Electrical acceleration, however, faces no such dilemma. For
millennia afterwards we might also expect the Earth to periodically
encounter clouds of rusty red dust, the residue of Martian surface
material removed by interplanetary lightning. This too appears to
have occurred right up to the twentieth century.
The event that created Valles Marineris lofted into space something
like 10,000 trillion tons of rock and dust. This can only mean that
there have been far more Martian meteorites and falls of dust on
Earth than geologists have recognized.
Is it possible then, that the “planet of mysteries" has remained
obscure through the space age primarily because of mistaken beliefs?
In earlier Pictures of the Day, we have noted the
evidence for
electric activity still occurring on Mars, as dust devils and
dust
storms.
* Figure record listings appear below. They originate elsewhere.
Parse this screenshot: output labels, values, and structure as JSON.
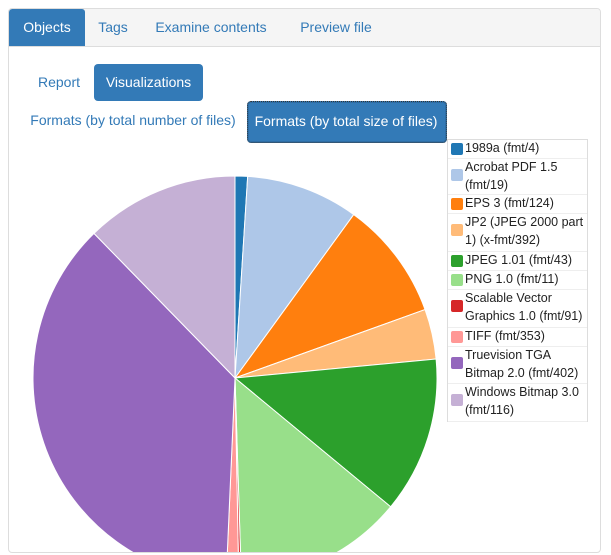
{
  "top_tabs": [
    {
      "label": "Objects",
      "active": true
    },
    {
      "label": "Tags",
      "active": false
    },
    {
      "label": "Examine contents",
      "active": false
    },
    {
      "label": "Preview file",
      "active": false
    }
  ],
  "sub_tabs": [
    {
      "label": "Report",
      "active": false
    },
    {
      "label": "Visualizations",
      "active": true
    }
  ],
  "format_tabs": [
    {
      "label": "Formats (by total number of files)",
      "active": false
    },
    {
      "label": "Formats (by total size of files)",
      "active": true
    }
  ],
  "legend": [
    {
      "label": "1989a (fmt/4)",
      "color": "#1f77b4"
    },
    {
      "label": "Acrobat PDF 1.5 (fmt/19)",
      "color": "#aec7e8"
    },
    {
      "label": "EPS 3 (fmt/124)",
      "color": "#ff7f0e"
    },
    {
      "label": "JP2 (JPEG 2000 part 1) (x-fmt/392)",
      "color": "#ffbb78"
    },
    {
      "label": "JPEG 1.01 (fmt/43)",
      "color": "#2ca02c"
    },
    {
      "label": "PNG 1.0 (fmt/11)",
      "color": "#98df8a"
    },
    {
      "label": "Scalable Vector Graphics 1.0 (fmt/91)",
      "color": "#d62728"
    },
    {
      "label": "TIFF (fmt/353)",
      "color": "#ff9896"
    },
    {
      "label": "Truevision TGA Bitmap 2.0 (fmt/402)",
      "color": "#9467bd"
    },
    {
      "label": "Windows Bitmap 3.0 (fmt/116)",
      "color": "#c5b0d5"
    }
  ],
  "chart_data": {
    "type": "pie",
    "title": "",
    "labels": [
      "1989a (fmt/4)",
      "Acrobat PDF 1.5 (fmt/19)",
      "EPS 3 (fmt/124)",
      "JP2 (JPEG 2000 part 1) (x-fmt/392)",
      "JPEG 1.01 (fmt/43)",
      "PNG 1.0 (fmt/11)",
      "Scalable Vector Graphics 1.0 (fmt/91)",
      "TIFF (fmt/353)",
      "Truevision TGA Bitmap 2.0 (fmt/402)",
      "Windows Bitmap 3.0 (fmt/116)"
    ],
    "values": [
      1.0,
      9.0,
      9.5,
      4.0,
      12.5,
      13.5,
      0.2,
      1.0,
      37.0,
      12.3
    ],
    "colors": [
      "#1f77b4",
      "#aec7e8",
      "#ff7f0e",
      "#ffbb78",
      "#2ca02c",
      "#98df8a",
      "#d62728",
      "#ff9896",
      "#9467bd",
      "#c5b0d5"
    ],
    "legend_position": "right"
  }
}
We have reported the experimental work of plasma physicist
C
J Ransom who, inspired by the confidence of the electric theorists,
reproduced the
Martian “blueberries”
in a simple electrical
experiment. This, in turn, provided a direct analog for one of the
most baffling mysteries of all — the Martian domed craters. Yet even
more baffling from any conventional vantage point is the repeated
proximity of these domed craters to
“wormy” trenches.
Not one of these paradoxes, however, lies outside the predictive and
explanatory power of the Electric Universe.